Orlando Peralta, analista político, señala que la reciente decisión del Gobierno de extender el estado de excepción es parte de una estrategia que busca disuadir movilizaciones y evitar conflictos sociales en el futuro cercano.
Peralta argumenta que esta acción, aunque dentro del marco constitucional, intenta anticiparse a un ambiente de inestabilidad social que suele intensificarse en octubre, un mes considerado crítico en el país.
"Es un recurso político, obviamente en el marco de la Constitución y las normas, para poder disuadir a las futuras movilizaciones y, sobre todo, a las amenazas que ya se gestan".
El experto considera que el Gobierno busca protegerse ante la posibilidad de conflictos, aunque subraya que el desarrollo de estos eventos dependerá en gran medida de la distribución de combustibles en el país.

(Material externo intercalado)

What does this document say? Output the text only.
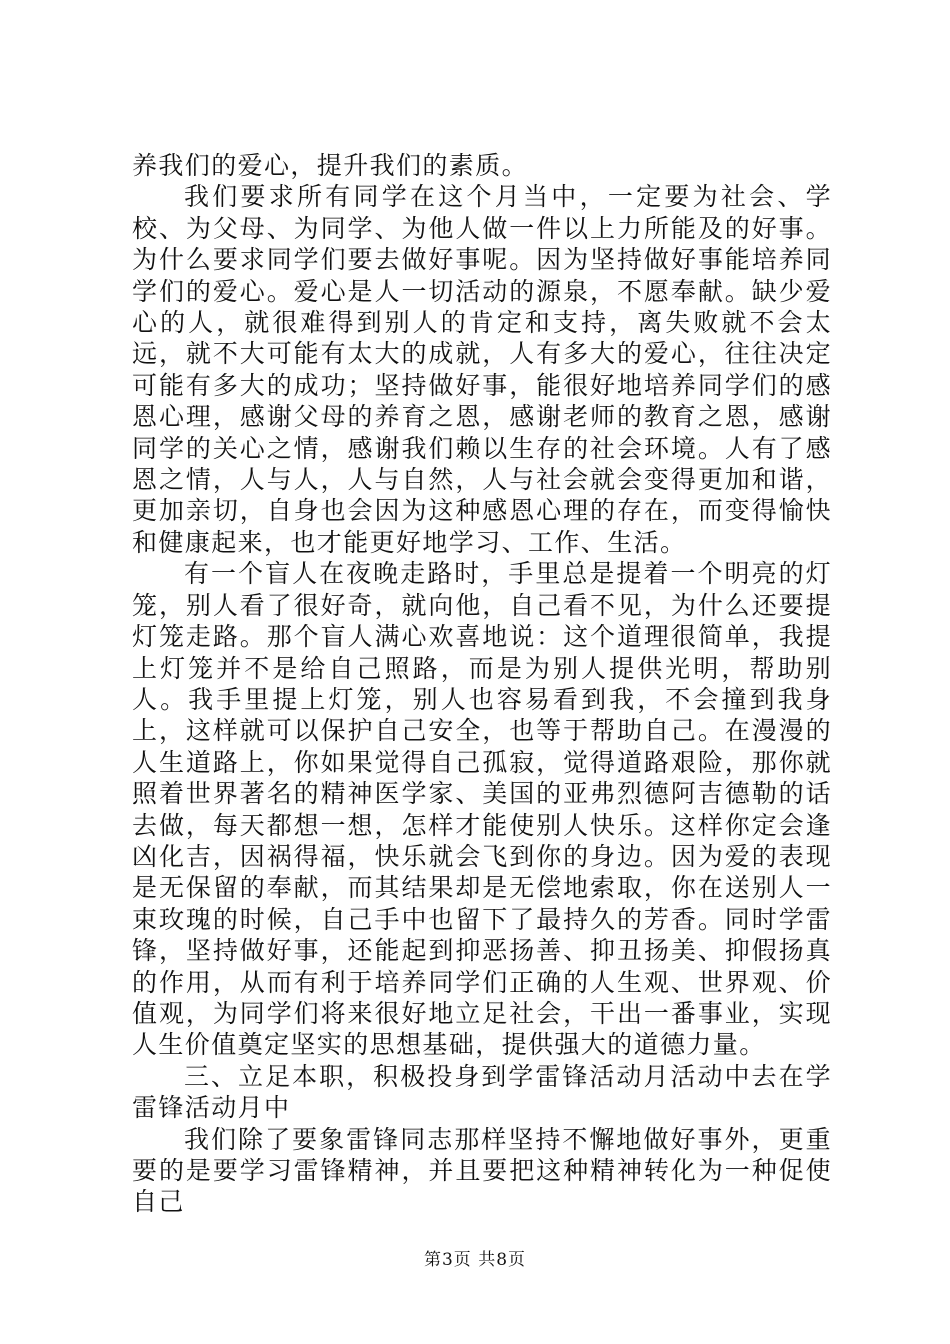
养我们的爱心，提升我们的素质。

我们要求所有同学在这个月当中，一定要为社会、学校、为父母、为同学、为他人做一件以上力所能及的好事。为什么要求同学们要去做好事呢。因为坚持做好事能培养同学们的爱心。爱心是人一切活动的源泉，不愿奉献。缺少爱心的人，就很难得到别人的肯定和支持，离失败就不会太远，就不大可能有太大的成就，人有多大的爱心，往往决定可能有多大的成功；坚持做好事，能很好地培养同学们的感恩心理，感谢父母的养育之恩，感谢老师的教育之恩，感谢同学的关心之情，感谢我们赖以生存的社会环境。人有了感恩之情，人与人，人与自然，人与社会就会变得更加和谐，更加亲切，自身也会因为这种感恩心理的存在，而变得愉快和健康起来，也才能更好地学习、工作、生活。

有一个盲人在夜晚走路时，手里总是提着一个明亮的灯笼，别人看了很好奇，就向他，自己看不见，为什么还要提灯笼走路。那个盲人满心欢喜地说：这个道理很简单，我提上灯笼并不是给自己照路，而是为别人提供光明，帮助别人。我手里提上灯笼，别人也容易看到我，不会撞到我身上，这样就可以保护自己安全，也等于帮助自己。在漫漫的人生道路上，你如果觉得自己孤寂，觉得道路艰险，那你就照着世界著名的精神医学家、美国的亚弗烈德阿吉德勒的话去做，每天都想一想，怎样才能使别人快乐。这样你定会逢凶化吉，因祸得福，快乐就会飞到你的身边。因为爱的表现是无保留的奉献，而其结果却是无偿地索取，你在送别人一束玫瑰的时候，自己手中也留下了最持久的芳香。同时学雷锋，坚持做好事，还能起到抑恶扬善、抑丑扬美、抑假扬真的作用，从而有利于培养同学们正确的人生观、世界观、价值观，为同学们将来很好地立足社会，干出一番事业，实现人生价值奠定坚实的思想基础，提供强大的道德力量。

三、立足本职，积极投身到学雷锋活动月活动中去在学雷锋活动月中

我们除了要象雷锋同志那样坚持不懈地做好事外，更重要的是要学习雷锋精神，并且要把这种精神转化为一种促使自己

第3页 共8页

Peralta menciona la percepción de que octubre es un mes con alta conflictividad en Bolivia, lo que lleva al Gobierno a tomar medidas preventivas en este contexto.
El analista advierte que si la escasez de combustibles persiste, puede intensificarse el descontento social. "Si el malestar continúa, obviamente que va a ser un polvorín", declaró.
Peralta también sugiere que una mejora en el abastecimiento de gasolina y diésel podría aliviar tensiones. Si la situación se normaliza antes de octubre, la posibilidad de movilizaciones radicalizadas sería menor.